何度も見た、剣の先からそのまま突きが伸びていくかの様に放たれた斬撃が二つ。ドラゴンに直撃するタイミングで二つに合わさった。
そして破裂音と爆発音の混じった様な大きな音が響いたかと思うと、馬が着地した衝撃を感じると同時にドラゴンの頭部が消えてなくなっていた。
助かってよかったけど……やっぱりグロい。
思わず目を反らしたくなるおぞましい光景だったけど、例によってすぐにドラゴンの姿は消えて無くなっていく。
ひとまず一番の危機は回避。
しかしまだインプがいる……と思った僕だったのだが。
「こっちも完了です、お姉様」
背後からユメールさんの声が聞こえる。
振り向く先にあったのは得意気な顔をしたユメールさんと、どういうわけか両手足を縄で縛られてぶら下がっているおかしな格好のインプ達の姿だった。
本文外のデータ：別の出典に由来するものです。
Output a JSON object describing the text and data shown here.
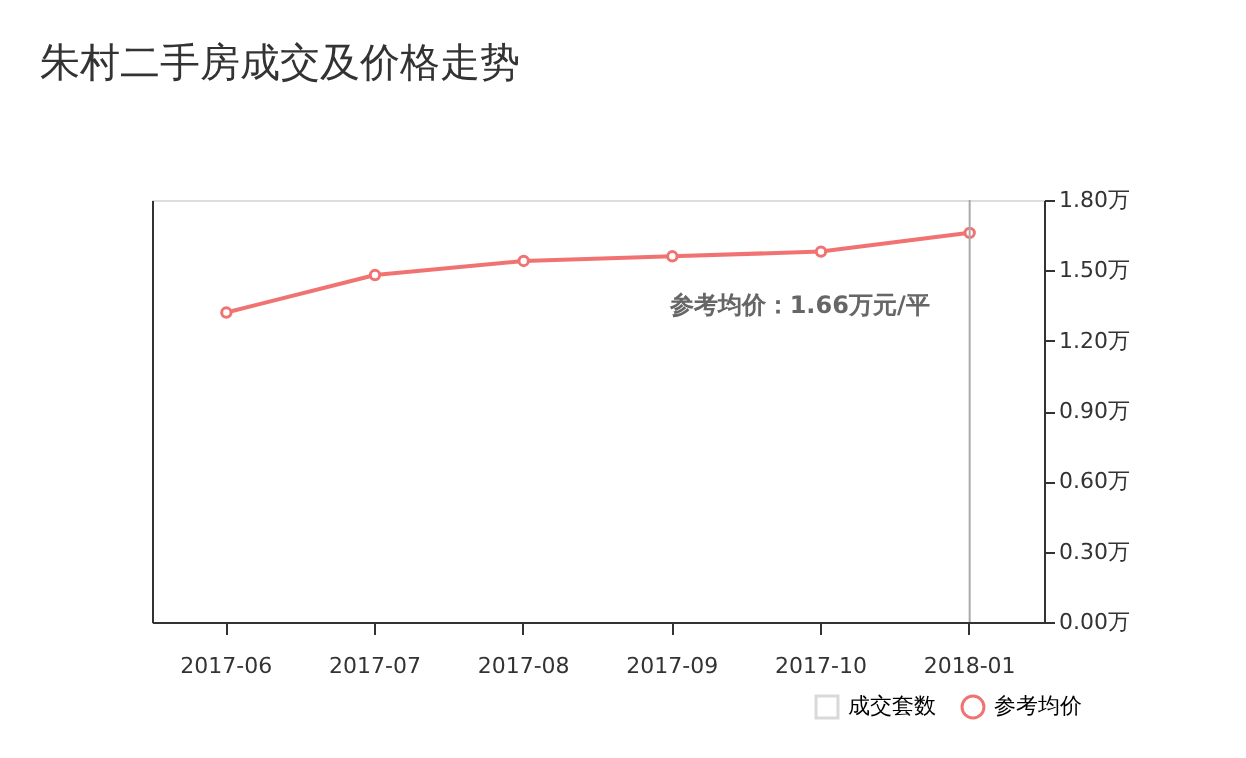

まるで蜘蛛の巣に引っ掛かった羽虫の様に、逃れようともがくも意味を為さず苦しそうにしている。
何が起きているのか分からずにいる僕の前でユメールさんはニヤリと笑い。
「蜘蛛の糸……絞殺」
小さく何かを呟いた瞬間、インプ達は全身を切り裂かれたように血を吹き出し断末魔の叫びと共にその姿を消失させていった。
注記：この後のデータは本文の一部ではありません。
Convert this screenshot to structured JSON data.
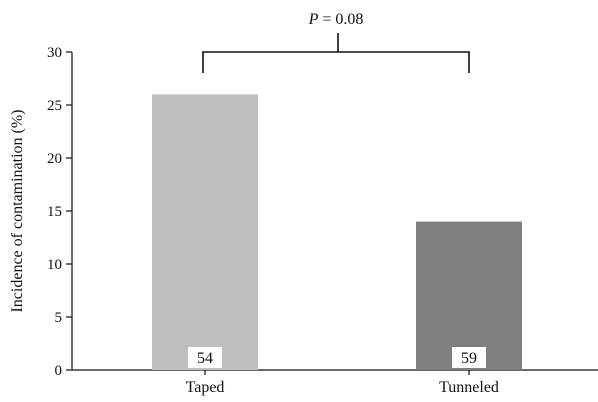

インプの血が伝ったことで空中に張り巡らされた細くほとんど透明の糸が姿を現している。
連中はあの糸に捕縛されていた。
そしてその使い手はユメールさんだったということらしい。
過去最高クラスにトラウマ映像盛り沢山の魔物との戦闘だったけども、兎にも角にも僕達を襲おうとする者はいなくなった。
「ユメール殿、見事なものですな」
「えっへん、です。お姉様の前で格好悪いところは見せられんからな、です」
「しかし、今からあの二人組を追うのは困難でしょう。どうなさる、クロンヴァール王」
「こうなっては仕方あるまい、一旦港に戻って後続組と合流する。行くぞ」
三頭の馬は向きを変え、来た道を戻るべくパカパカと駆けていく。
ここは戦場なのだと認識させられるには十分な程にあらゆる要素が狂気へと姿を変え、味方ではない者を排除しようと牙を剥く。
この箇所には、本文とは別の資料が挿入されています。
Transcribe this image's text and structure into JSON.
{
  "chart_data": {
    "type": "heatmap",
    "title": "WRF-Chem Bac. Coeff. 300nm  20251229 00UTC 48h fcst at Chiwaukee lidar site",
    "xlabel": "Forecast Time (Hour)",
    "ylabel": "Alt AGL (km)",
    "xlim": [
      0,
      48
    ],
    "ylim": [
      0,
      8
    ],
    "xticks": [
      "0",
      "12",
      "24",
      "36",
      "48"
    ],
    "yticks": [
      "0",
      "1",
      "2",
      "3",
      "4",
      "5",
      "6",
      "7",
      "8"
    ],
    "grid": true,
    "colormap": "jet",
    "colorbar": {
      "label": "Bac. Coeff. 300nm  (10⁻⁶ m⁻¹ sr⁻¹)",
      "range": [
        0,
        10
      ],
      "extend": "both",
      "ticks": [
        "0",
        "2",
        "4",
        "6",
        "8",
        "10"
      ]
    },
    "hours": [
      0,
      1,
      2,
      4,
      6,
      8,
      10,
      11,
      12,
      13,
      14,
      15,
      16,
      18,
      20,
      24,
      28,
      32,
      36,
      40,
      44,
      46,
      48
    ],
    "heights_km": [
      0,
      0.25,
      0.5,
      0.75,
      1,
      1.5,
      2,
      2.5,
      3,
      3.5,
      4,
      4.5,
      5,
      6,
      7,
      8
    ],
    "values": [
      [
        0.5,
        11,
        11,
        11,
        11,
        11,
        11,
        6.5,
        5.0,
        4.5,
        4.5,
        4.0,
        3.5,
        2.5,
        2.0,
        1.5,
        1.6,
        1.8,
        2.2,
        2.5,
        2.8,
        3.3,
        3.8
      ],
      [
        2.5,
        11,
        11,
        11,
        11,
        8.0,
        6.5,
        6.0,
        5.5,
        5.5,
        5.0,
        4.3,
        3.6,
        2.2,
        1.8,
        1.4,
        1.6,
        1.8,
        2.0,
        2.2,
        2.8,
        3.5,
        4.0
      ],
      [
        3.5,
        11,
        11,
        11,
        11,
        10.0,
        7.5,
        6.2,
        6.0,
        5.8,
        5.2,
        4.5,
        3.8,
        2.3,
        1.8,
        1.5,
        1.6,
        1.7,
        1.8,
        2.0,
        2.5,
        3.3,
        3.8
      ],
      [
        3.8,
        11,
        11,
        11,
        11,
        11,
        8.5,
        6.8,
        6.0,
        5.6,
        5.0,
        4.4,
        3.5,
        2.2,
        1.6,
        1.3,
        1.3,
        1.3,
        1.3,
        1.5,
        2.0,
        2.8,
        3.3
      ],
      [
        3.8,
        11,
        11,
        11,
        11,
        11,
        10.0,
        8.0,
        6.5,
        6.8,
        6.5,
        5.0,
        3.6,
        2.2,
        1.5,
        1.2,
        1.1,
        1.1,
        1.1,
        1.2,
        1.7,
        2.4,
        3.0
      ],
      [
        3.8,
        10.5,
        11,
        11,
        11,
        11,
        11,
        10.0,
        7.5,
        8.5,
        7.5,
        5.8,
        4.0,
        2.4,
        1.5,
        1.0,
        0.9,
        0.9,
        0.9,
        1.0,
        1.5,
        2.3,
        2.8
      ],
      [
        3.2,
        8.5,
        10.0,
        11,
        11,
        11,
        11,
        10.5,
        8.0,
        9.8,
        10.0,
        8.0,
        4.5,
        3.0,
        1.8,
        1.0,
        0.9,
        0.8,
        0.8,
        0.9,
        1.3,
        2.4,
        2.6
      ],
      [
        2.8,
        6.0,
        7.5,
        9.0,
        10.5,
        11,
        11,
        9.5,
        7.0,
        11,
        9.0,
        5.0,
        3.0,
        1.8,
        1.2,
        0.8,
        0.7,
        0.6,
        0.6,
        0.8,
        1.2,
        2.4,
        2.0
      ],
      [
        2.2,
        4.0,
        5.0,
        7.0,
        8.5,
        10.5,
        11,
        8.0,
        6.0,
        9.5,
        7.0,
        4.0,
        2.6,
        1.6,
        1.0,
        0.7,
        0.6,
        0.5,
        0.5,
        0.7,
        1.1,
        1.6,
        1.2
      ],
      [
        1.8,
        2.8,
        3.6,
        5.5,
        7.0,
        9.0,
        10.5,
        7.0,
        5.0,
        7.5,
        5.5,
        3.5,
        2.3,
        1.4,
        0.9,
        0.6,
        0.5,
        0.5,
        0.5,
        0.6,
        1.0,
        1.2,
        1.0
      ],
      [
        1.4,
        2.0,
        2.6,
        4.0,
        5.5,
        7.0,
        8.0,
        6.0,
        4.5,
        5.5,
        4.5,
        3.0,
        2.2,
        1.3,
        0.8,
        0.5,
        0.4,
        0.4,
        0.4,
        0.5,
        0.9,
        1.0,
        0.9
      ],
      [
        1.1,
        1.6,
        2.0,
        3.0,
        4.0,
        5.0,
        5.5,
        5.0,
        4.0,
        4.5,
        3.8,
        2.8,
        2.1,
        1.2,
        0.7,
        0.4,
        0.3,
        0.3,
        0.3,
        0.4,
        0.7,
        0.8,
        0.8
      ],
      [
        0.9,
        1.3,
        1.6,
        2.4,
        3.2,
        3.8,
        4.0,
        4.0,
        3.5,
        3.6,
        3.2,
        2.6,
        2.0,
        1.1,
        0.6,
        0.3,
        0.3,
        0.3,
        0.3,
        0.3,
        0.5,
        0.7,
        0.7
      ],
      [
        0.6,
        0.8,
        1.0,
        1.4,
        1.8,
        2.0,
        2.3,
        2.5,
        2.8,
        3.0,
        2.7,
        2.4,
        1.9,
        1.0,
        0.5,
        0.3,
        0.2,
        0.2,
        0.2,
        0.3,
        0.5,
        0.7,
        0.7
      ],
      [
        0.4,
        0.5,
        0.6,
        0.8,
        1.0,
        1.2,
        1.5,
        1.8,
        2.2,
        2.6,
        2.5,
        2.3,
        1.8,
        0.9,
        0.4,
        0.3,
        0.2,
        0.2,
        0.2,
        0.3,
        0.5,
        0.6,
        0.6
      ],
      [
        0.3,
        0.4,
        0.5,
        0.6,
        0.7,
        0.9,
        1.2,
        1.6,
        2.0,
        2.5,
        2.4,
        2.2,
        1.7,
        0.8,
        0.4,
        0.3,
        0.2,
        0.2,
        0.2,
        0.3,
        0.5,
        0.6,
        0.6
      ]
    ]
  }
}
何をするか、何が出来るか、そしてどこまでその意志を貫けるか。
生き残るだけのことに必死ならなければならないこの国で、僕は確かに戦争という未知なる世界に足を踏み入れた。
挫けてなるものか。
そんな意志を胸に港に帰った僕達を待っていたのは、襲撃を受けた兵士達全員が死亡したという報告だった。